并行查询表时,执行计划中有提示TABLE ACCESS STORAGE FULL FIRST ROWS,实际执行时也存在cell smart table scan。这表明由存储节点进行数据扫描,在扫描数据之前,需要对表做object checkpoint。会话历史中的enq: KO - fast object checkpoint等待事件表示该表正在进行object checkpoint。
因此,针对此故障,初步判断是语句的SELECT字段列表部分有子查询,在子查询执行时出现存在问题。那么需要验证以下两点。
(1)所有出现此类故障的SQL语句是否都是这一类SQL,即SELECT字段列表部分有标量子查询的SQL。
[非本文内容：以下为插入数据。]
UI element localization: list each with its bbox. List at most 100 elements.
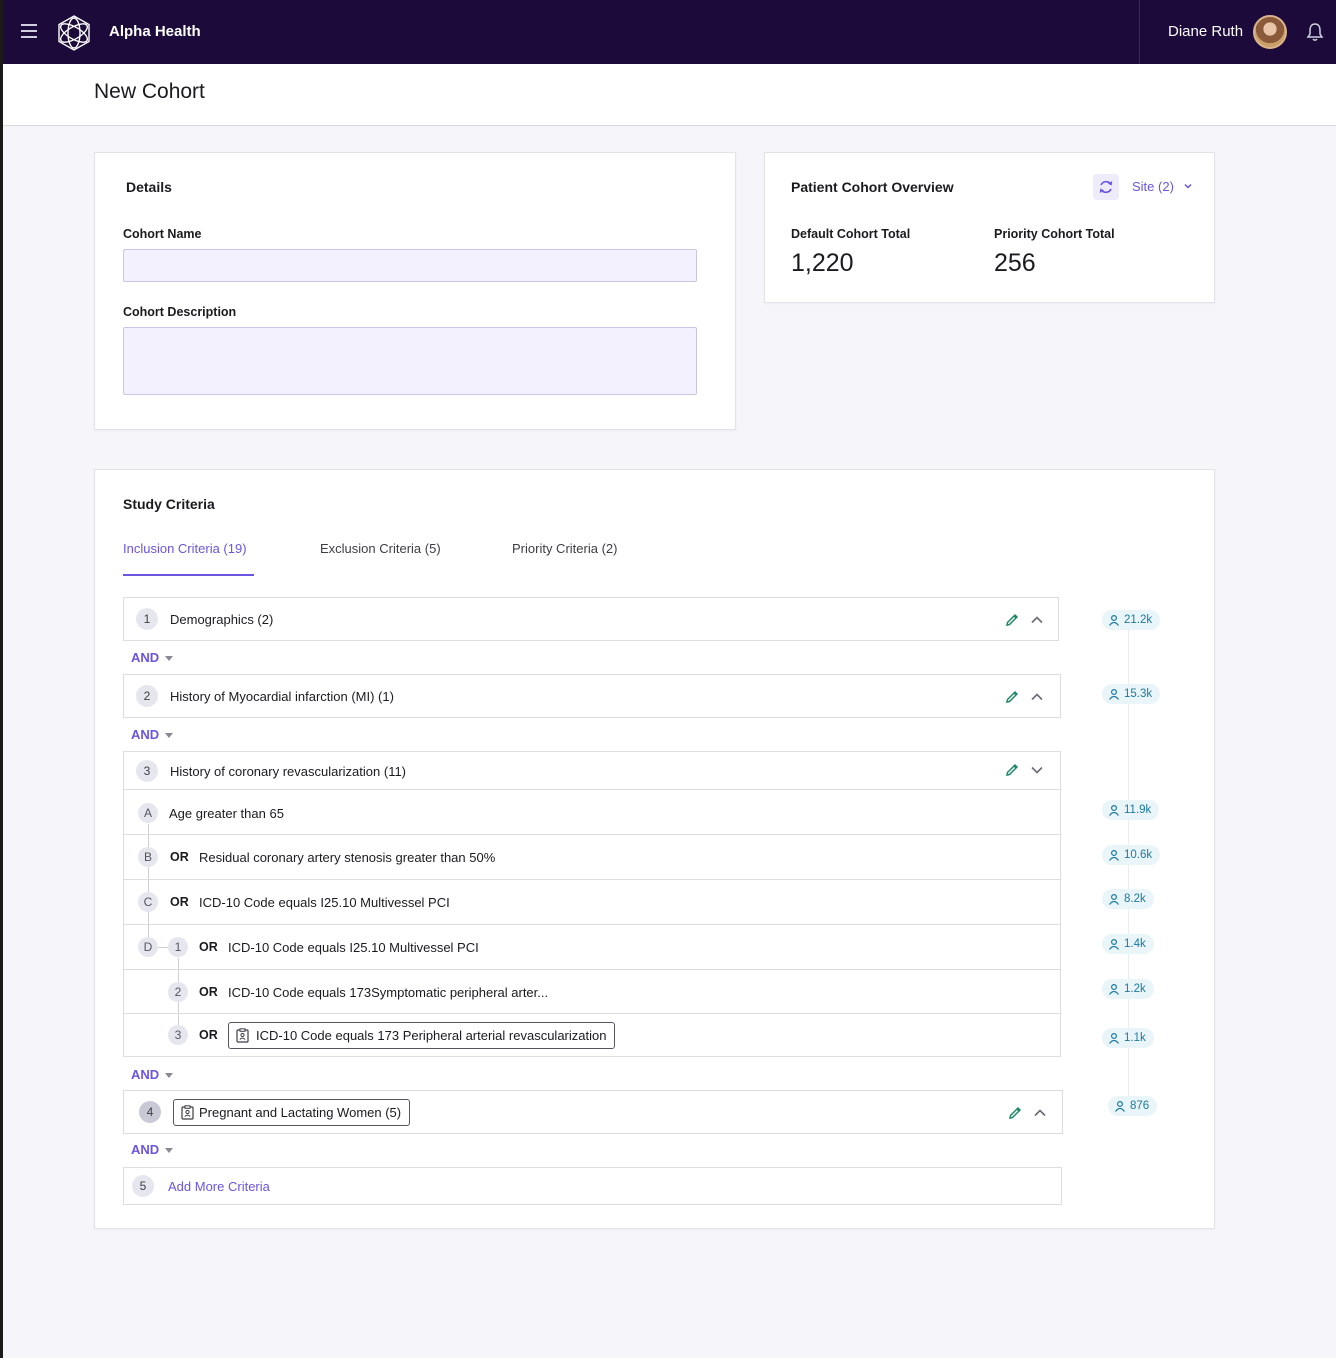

(2)同一条SQL在故障期间执行时与正常执行时的差别。
12.6.5 查询历史数据
由于故障SQL的parse calls较高,因此可以通过下列代码来查询历史数据。
select snap_id,parse_calls_delta,SQL_id,elapsed_time_delta/1000000 ela,executions_delta exec from dba_hist_SQLstat where parse_calls_delta>=10000 and parse_calls_delta/decode(executions_delta,0,1,null,1,executions_delta)>10 and elapsed_time_delta/1000000>=500 order by 1;
通过这个SQL语句查询出来的结果,可以证实是同一类SQL出现了问题。
并列执行的序列过程
对异常SQL的会话进行trace,会重复出现下列的等待事件。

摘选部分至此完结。